— Будешь жить с… с… с Рэгной Мостафа! — решила комендантша, недолго поразмыслив. — Она приедет послезавтра, но ты уже можешь заселяться. Комната номер тринадцать. Сама поймешь, какая кровать свободна.
Мадам Леонелла вернулась к гимнастике, а отец велел слугам принести мои вещи и отвел меня к той самой тринадцатой комнате.
— Ну что ж, Айви, пришло время прощаться, — вздохнул он, остановившись у двери. — Не подведи меня. Ты — будущее нашего рода.
После коротких объятий он ушел, и я с тоской взглянула на цифры, криво выцарапанные на деревянном полотне. Здесь мне предстоит жить ближайший академический год. Если, конечно, меня раньше не отчислят, что, естественно, станет трагедией глобального масштаба для отца.
Прогнав подобный исход перед глазами, я передернула плечами и хотела уже было взяться за дверную ручку, как кто-то толкнул меня в спину, с пренебрежением пискнув визгливым голосом:
— Сгруппируйся, желторотая! Ты не одна в общаге живешь!
Я резко обернулась и сжалась под атакой мужских карих глаз.
Кривляющаяся цыпочка, которую этот грубиян обнимал одной рукой за шею, насмешливо фыркнула.
Форма на ней была, как минимум, на размер меньше. Очевидно, эта выскочка нарочно так одевалась, чтобы подчеркивать все выпуклости и вогнутости своей стройной по среднестатистическим человеческим меркам фигуры. Ростом-то природа ее обделила. Чуть выше полутора метров, и это вместе с каблуками. Но дерзко красивая и стильная. И с волосами умела работать, и идеальный макияж наносить. В общем, на что мозгов хватало.
Посочувствовав ее недоразвитости, я вновь перевела взгляд на высокого блондина с небрежно растрепанной шевелюрой. Наглец был прекрасно осведомлен в непревзойденности своего генофонда. Знал, как смотреть, чтобы собеседник терялся с ответом. Когда и как улыбаться. Да и за телом следил. Обтягивающая майка и шорты до колена отлично демонстрировали каждую мышцу рук, груди, ног. Вероятно, ежедневные подтягивания, бег, отжимания. Я таких самолюбов насквозь видела. Себя он за шею так удушающе бы не обнимал, как эту хихикающую дурочку, таявшую от его повышенного внимания.
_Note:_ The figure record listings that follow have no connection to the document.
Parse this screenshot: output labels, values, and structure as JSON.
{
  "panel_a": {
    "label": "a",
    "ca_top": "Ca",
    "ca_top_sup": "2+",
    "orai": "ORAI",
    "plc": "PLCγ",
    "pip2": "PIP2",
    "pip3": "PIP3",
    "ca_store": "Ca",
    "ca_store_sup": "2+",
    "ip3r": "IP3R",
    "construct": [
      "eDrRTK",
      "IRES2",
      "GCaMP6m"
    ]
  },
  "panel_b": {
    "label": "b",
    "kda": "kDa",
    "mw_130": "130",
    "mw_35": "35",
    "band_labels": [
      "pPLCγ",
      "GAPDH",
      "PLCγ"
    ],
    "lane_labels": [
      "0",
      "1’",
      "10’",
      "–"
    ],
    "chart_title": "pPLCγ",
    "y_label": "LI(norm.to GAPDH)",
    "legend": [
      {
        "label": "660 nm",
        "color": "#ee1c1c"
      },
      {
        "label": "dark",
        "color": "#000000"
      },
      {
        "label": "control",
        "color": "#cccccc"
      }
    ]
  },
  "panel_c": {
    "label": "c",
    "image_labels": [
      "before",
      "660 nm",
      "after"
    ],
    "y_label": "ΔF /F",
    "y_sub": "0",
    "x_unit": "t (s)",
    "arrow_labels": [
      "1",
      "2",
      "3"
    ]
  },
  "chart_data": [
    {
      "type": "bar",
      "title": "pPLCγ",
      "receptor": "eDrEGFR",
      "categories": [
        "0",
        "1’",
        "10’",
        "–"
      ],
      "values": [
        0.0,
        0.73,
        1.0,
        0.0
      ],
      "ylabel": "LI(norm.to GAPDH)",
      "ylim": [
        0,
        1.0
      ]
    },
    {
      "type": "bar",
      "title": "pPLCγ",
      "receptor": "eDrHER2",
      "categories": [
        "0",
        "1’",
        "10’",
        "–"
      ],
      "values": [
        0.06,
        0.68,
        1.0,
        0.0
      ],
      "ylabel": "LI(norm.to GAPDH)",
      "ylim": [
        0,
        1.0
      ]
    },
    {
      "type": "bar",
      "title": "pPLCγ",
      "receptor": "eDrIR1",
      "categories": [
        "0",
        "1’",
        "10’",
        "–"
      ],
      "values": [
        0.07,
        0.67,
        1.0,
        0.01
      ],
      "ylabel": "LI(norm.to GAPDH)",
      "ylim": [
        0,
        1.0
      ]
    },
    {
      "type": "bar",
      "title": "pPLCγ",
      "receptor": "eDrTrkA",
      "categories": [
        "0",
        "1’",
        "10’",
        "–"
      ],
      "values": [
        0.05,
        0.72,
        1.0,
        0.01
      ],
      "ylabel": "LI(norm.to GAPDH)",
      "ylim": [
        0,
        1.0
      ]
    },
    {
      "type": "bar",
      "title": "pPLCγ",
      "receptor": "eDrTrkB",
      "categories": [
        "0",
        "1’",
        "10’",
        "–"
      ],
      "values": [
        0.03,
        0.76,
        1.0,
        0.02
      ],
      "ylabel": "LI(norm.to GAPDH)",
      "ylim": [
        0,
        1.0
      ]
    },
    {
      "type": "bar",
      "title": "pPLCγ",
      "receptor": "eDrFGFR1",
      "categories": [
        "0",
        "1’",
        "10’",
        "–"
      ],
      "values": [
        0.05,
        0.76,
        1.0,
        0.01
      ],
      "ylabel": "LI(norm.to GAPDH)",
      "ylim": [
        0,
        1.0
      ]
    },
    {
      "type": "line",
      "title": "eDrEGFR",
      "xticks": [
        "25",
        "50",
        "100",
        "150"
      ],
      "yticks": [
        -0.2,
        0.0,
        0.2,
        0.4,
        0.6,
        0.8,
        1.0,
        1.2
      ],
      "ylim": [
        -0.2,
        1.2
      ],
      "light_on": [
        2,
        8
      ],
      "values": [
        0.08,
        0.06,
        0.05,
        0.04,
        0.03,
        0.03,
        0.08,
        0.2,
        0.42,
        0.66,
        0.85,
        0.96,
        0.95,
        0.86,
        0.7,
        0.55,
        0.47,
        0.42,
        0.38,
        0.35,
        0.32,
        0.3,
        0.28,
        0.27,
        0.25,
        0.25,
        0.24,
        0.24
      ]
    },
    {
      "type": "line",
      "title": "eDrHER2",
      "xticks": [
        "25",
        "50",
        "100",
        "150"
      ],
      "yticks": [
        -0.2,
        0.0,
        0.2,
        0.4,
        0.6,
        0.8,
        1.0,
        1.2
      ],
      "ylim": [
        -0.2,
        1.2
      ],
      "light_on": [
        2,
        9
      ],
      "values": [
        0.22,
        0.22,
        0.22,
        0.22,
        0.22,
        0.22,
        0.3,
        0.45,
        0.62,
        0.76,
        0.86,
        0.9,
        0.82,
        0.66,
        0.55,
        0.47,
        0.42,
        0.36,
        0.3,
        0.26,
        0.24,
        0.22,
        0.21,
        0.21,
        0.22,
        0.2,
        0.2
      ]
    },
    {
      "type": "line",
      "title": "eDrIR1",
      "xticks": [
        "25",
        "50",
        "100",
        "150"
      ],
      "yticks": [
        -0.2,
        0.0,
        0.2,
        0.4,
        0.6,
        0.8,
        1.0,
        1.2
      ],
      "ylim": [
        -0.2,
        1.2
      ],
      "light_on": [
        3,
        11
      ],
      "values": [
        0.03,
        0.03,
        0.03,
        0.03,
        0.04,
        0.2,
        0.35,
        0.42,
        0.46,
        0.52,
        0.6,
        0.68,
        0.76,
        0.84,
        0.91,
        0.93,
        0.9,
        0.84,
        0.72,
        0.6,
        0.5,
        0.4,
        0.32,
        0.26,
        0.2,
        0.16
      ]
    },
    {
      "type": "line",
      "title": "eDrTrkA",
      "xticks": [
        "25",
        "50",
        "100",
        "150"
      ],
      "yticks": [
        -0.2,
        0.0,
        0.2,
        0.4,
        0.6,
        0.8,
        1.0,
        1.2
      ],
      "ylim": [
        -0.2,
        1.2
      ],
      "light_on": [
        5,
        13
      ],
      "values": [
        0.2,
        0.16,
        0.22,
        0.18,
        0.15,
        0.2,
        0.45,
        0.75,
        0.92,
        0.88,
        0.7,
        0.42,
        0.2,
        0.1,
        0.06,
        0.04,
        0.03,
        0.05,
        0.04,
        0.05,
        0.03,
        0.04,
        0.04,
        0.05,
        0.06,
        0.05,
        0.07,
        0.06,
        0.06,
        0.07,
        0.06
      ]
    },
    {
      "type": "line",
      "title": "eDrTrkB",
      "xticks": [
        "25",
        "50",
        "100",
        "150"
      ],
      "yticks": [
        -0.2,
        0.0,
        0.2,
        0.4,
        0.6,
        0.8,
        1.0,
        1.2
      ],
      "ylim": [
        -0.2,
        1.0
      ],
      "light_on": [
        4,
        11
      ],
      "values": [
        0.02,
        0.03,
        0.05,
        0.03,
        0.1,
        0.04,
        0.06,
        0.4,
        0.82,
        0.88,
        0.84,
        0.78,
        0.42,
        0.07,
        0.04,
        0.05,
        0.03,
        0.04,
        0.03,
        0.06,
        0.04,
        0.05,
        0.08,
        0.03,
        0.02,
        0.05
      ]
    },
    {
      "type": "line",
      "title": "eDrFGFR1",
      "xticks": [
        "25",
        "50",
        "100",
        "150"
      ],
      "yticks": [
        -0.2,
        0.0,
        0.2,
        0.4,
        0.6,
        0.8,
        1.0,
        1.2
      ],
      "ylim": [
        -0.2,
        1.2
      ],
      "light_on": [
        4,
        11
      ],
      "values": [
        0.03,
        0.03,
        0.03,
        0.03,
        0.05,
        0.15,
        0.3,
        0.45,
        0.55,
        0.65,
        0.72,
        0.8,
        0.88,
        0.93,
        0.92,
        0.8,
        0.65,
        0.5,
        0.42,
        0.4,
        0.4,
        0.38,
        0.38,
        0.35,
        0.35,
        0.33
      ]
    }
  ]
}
Презрительно усмехнувшись, он спросил низким, грудным голосом:
— Нравлюсь?
— Ой, Астар! — Кукла положила свои короткие пальчики на его грудь. — Я тебя умоляю! Не своди желторотую с ума, а то лишишь ее покоя. Начнет по ночам к тебе в окна лазать.
— Любви все особи покорны, — сумничал он. — И мелкие мышки, и общипанные пташки, и немые рыбешки. Пусть влюбляется. Практика ей не помешает.
— Эта рыбешка все чешуйки сожжет в твоем огне.
— Поступая сюда, следовало реально оценивать свои силы, — добавил этот Астар, еще раз мазнув по мне взглядом. — И правда — рыба. Будь осторожней, мелкая. Тут хватает клыкастых крокодилов.
— Да, — согласилась я, — с двумя я только что познакомилась, — и переключила все внимание на подошедших с моими вещами слуг.
Учтиво мне поклонившись, они внесли весь багаж в комнату, заставив моих новых «друзей» сдвинуться в сторону.
Выпроводив слуг и хлопнув дверью перед важными моськами, я позволила себе выдохнуть. О том, с какими выпендрежниками мне светит тут учиться, отец не предупреждал. Исключительно одобрял всю студенческую жизнь в академии.
Тем не менее, мне предстояло здесь учиться, практиковаться, заводить знакомства и становиться гордостью отца и завидной невестой для настоящего принца.
Не жизнь, а сказка…
[1] Марселинка — здесь: русалка, сирена
Глава 2
Комната, куда меня как пальцем в небо заселила мадам Леонелла, оказалась весьма своеобразной. Половина, занятая моей соседкой, вызвала у меня кратковременную потерю дара речи. Это был самый настоящий музей наистраннейших вещей, какие мне доводилось видеть. Оба книжных стеллажа были от пола до потолка забиты флаконами с зельями разного цвета, подтаявшими свечами, перьями птиц от воробья до павлина, пучками трав, косточками мелких животных, наполненными чем-то мешочками, свитками и камнями. Но самым экзотическим тут был человеческий череп и самодельные тряпичные куклы с жуткими лицами.